Thursday, 9 October 2014

University rankings and signalling

On Tuesday I wrote a post on market-based pricing and the impact on university rankings. But, to what extent do university rankings matter for our graduates? From the NZ Herald on Monday:
Kiwi employers working through a pile of CVs are unlikely to care how applicants' place of study compares on international rankings.
They may have noted last week's media reports on the latest university rankings that showed institutions here losing ground or stagnating.
But the University of Auckland's fall of 11 places on the annual Times Higher Education (THE) rankings won't work against the vast majority of its job-seeking alumni. "Generally speaking, the conversation that we have around university degrees with clients is around a demonstrated ability to commit and complete a degree," said Vanesha Din, a manager at recruitment firm Michael Page Finance.
I've written before on the value of tertiary education as a signal to employers of a student's quality (specifically for economics, see here and here). The article agrees - the value of a degree is a "demonstrated ability to commit and complete a degree". This is a signal of the student's quality as an employee (committed, hard-working, etc.), because a potential employee without a degree can't easily demonstrate those same qualities of commitment and hard work. The ranking of the university doesn't necessarily add much to the quality of the signal. That is, unless everyone that goes for a position has a degree. From the article:
However, the rankings do matter to some employers with senior technical roles including in law, medicine, specialised engineering and financial services.
Every lawyer has to have a law degree, and every doctor has to have a medical degree. So there is no signalling benefit from the degree itself - a student can't signal their quality as an employee with the degree, because all other applicants will have a degree too. The quality of the student then has to be signalled by the quality of the institution they studied at, rather than the degree itself. An effective signal has to be costly (degrees at top-ranked institutions are costly) and more costly to lower quality students (which seems likely in this case, because lower quality students would find it much more difficult to get into a top-ranked institution).

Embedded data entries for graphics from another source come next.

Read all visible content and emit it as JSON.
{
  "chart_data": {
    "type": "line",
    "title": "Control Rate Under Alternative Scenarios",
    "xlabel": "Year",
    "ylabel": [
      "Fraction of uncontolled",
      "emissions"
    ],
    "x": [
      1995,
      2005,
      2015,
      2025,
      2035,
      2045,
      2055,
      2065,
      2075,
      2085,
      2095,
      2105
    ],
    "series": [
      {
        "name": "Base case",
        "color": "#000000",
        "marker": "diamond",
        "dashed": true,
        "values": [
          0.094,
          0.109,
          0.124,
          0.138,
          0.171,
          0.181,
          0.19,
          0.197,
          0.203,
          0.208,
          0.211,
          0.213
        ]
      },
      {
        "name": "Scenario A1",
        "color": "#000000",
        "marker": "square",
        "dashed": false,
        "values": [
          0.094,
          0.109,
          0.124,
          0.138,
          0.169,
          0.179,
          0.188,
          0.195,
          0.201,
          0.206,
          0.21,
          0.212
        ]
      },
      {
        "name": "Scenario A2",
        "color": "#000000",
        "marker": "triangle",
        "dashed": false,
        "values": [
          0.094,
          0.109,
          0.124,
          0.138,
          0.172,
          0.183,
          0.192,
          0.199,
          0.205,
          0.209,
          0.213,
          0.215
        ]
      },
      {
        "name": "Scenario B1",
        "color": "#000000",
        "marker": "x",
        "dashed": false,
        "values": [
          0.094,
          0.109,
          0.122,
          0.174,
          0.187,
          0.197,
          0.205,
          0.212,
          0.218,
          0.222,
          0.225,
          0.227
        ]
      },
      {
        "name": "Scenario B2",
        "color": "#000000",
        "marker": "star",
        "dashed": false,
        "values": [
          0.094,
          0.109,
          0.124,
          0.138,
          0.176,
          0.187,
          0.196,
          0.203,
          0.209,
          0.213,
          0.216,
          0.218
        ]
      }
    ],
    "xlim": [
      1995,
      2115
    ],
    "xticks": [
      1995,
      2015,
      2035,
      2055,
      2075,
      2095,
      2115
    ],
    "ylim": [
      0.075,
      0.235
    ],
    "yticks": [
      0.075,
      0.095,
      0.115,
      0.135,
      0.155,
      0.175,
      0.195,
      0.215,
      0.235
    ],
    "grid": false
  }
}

Of course, top students are weighing up the benefits of the higher quality signal provided by graduating from a top-ranked university (rather than a lower-ranked university), against the higher costs of attending the top-ranked university. Sometimes the higher-ranked university won't win out in this evaluation but at the margin, the university rankings will make a difference to this decision, and they should especially make a difference in areas like law and medicine (as in the example in the Herald article).